In this last year, I have set and pondered on the thought of why on so many things. I have wondered how people can be so evil. I have asked why so many good people have to endure suffering. I have prayed and asked God for an understanding of why young men and women with good hearts pass away when it feels like it is before their time. The only answer and comfort I get is this verse. It’s not punishment that we go through these things. It’s not God ignoring us. It is simply his plan and his way. We get upset when the good suffers, but the people who are in sin prosper. We try to find answers on things that we know God only knows why it has come to pass. I know it is hard to say, but we will never truly understand because God’s plan is greater than anything we could imagine. So, when the question of why enters your mind, stop and know the “why” is because deemed it so. Not to punish us, but because it is his will and we must accept it.
October 18, 2023
Broken
Psalms 34:18
The LORD is nigh unto them that are of a broken heart; and saveth such as be of a contrite spirit
Over the summer, my family experienced a heartbreak. I took it harder than I should have, and I began to slowly feel myself drift away from how close I was with God. It got to the point I stopped posting, I stopped studying the word, and I pretty much stopped ministering. It wasn’t until I went to pray and found it was harder to talk to God than it used to be. I wanted to blame it on my heartbreak, but I should have been moving closer to God to heal that pain. I should have prayed harder, studied more, and held on to God. It was easier to let my grief pull me away from God. But I am no longer going to let that happen. I know that the only thing that will help heartache is God. I encourage you to do the same and know that God wants to help you with your broken heart. He is the only one who can put the pieces back together. Don’t make the mistake I did, hold to God tighter in the hard times.
September 12, 2023
Anger Without Sin
Ephesians 4:26 – Be ye angry, and sin not: let not the sun go down upon your wrath:
Here lately, I have e struggled with getting angry. I have had things happen that I found it hard to keep my temper in check. And with every time I would get angry, that little voice of doubt would speak up and say Christians shouldn’t get angry. It really got me down. Then, today, while studying and praying, I realized that it never says that Christian shouldn’t get angry. It says to be angry and sin not. We are human. We have emotions. We are going to get angry. It’s what you do when you get angry. It’s how you act with that anger. It’s what you say when your temper flares up. If it is someone who makes you angry, it is not okay to smack them. Instead, pray for them. Don’t let the anger stew over days. Find a way to let it go because the rest of that verse says don’t let the sun set on your wrath. So, let it go, and pray for them.
August 21, 2023
The Broken Seals And Empty Tomb
Matthew 27
65 Pilate said unto them, Ye have a watch: go your way, make it as sure as ye can.

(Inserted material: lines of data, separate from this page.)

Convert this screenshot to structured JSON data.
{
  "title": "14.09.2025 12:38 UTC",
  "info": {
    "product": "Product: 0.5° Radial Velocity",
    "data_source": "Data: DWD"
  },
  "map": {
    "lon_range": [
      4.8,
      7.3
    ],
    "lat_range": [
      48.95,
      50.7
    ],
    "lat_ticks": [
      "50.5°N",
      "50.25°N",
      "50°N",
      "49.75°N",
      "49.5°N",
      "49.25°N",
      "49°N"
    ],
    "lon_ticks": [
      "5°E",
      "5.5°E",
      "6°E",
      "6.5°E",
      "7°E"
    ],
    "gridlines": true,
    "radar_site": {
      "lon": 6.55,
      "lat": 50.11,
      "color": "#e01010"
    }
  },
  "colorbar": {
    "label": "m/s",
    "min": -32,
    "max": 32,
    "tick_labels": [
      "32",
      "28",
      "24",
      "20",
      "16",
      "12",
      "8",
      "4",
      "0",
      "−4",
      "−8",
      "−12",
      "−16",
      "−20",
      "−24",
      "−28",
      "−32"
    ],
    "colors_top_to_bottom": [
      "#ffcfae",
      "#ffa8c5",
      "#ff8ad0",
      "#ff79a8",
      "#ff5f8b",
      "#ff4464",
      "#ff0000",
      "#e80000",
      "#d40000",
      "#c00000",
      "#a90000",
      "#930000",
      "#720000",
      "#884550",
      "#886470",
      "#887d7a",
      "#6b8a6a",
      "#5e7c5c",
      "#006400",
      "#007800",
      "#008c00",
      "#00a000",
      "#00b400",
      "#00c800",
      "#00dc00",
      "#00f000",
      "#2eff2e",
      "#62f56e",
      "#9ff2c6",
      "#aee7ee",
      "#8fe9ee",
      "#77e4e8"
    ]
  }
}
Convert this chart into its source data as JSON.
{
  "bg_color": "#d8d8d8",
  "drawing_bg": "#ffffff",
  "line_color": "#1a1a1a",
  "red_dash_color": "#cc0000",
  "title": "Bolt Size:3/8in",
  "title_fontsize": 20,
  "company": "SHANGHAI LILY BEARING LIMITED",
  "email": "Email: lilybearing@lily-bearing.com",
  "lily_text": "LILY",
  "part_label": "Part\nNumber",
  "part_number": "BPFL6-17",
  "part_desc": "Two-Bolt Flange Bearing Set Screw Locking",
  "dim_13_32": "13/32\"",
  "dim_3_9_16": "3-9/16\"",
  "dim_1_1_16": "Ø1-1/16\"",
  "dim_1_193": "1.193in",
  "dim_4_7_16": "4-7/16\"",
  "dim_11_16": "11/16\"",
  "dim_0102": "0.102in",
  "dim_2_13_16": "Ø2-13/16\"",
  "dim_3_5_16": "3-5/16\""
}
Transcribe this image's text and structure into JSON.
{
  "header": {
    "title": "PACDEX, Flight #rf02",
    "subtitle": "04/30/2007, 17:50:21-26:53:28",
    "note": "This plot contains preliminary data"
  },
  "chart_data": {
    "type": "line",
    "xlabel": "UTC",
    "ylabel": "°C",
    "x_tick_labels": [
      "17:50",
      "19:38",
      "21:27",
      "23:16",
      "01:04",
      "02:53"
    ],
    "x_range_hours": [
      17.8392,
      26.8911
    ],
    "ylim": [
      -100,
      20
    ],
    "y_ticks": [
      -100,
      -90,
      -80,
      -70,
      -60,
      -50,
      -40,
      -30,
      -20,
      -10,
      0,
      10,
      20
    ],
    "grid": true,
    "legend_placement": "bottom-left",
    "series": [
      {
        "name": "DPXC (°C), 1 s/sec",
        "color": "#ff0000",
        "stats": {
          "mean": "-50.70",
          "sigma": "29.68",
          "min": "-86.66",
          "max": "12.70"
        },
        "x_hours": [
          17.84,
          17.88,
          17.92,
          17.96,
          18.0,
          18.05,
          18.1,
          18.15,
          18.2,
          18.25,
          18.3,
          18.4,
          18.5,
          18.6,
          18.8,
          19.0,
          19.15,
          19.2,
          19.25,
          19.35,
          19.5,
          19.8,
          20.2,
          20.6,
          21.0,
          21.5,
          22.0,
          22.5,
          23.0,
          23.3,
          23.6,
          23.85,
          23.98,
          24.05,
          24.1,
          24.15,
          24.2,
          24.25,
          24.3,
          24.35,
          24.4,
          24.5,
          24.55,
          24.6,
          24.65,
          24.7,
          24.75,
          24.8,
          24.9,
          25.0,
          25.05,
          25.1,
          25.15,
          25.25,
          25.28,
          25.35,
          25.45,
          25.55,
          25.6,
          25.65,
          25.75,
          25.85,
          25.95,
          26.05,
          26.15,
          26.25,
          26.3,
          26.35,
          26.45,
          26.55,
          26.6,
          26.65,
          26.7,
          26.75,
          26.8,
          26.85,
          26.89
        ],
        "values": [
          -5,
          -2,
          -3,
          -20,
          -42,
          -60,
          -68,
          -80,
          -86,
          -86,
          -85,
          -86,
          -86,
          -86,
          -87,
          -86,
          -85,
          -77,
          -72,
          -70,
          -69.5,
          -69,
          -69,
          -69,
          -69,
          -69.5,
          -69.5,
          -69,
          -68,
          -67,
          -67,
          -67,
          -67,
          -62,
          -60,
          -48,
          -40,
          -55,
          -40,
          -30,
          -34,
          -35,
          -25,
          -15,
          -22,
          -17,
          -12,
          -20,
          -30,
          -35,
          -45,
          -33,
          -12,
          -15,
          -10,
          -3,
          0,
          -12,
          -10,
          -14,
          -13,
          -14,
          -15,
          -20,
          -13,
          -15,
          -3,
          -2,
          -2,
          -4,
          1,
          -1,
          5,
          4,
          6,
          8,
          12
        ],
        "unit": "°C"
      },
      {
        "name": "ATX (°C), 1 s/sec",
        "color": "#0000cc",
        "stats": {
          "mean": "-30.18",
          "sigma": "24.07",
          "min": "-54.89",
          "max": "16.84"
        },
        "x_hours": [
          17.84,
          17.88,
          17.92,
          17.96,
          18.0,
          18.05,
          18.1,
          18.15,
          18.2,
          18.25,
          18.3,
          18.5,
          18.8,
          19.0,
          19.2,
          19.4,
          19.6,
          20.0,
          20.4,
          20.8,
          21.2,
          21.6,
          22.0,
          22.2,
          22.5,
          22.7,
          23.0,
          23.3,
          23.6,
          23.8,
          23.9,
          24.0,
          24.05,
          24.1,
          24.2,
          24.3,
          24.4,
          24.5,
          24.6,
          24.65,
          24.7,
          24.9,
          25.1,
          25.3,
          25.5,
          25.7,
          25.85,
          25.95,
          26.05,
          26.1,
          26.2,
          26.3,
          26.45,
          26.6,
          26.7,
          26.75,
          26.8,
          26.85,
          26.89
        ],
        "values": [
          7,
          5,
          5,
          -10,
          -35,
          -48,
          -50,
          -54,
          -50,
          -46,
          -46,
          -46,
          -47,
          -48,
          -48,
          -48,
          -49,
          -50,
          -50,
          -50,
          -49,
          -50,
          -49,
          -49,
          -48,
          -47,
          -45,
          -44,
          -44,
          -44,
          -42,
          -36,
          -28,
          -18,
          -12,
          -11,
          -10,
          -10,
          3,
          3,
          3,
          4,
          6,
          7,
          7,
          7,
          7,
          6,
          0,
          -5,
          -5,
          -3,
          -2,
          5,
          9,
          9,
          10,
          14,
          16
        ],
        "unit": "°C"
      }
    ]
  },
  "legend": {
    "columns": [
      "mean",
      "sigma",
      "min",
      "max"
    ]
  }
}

66 So they went, and made the sepulchre sure, sealing the stone, and setting a watch.
They thought it was over. They crossed every t and dotted ever i. They sealed the door and put roman soldiers to watch the tomb. They made sure no one could get into the tomb. Well, what they did not expect was what was about to c9me out of the tomb. No seal or amount of guards they put on that stone could stop him. He conquered death, broke the seals, and the guards ran off. Jesus is an unstoppable force, yet many of us act like he can’t fix our situations. The Roman empire, death itself, and the grave could not stop him from conquering them all, so your problems are nothing for him to overcome. Start acting like we serve the one and only son of God.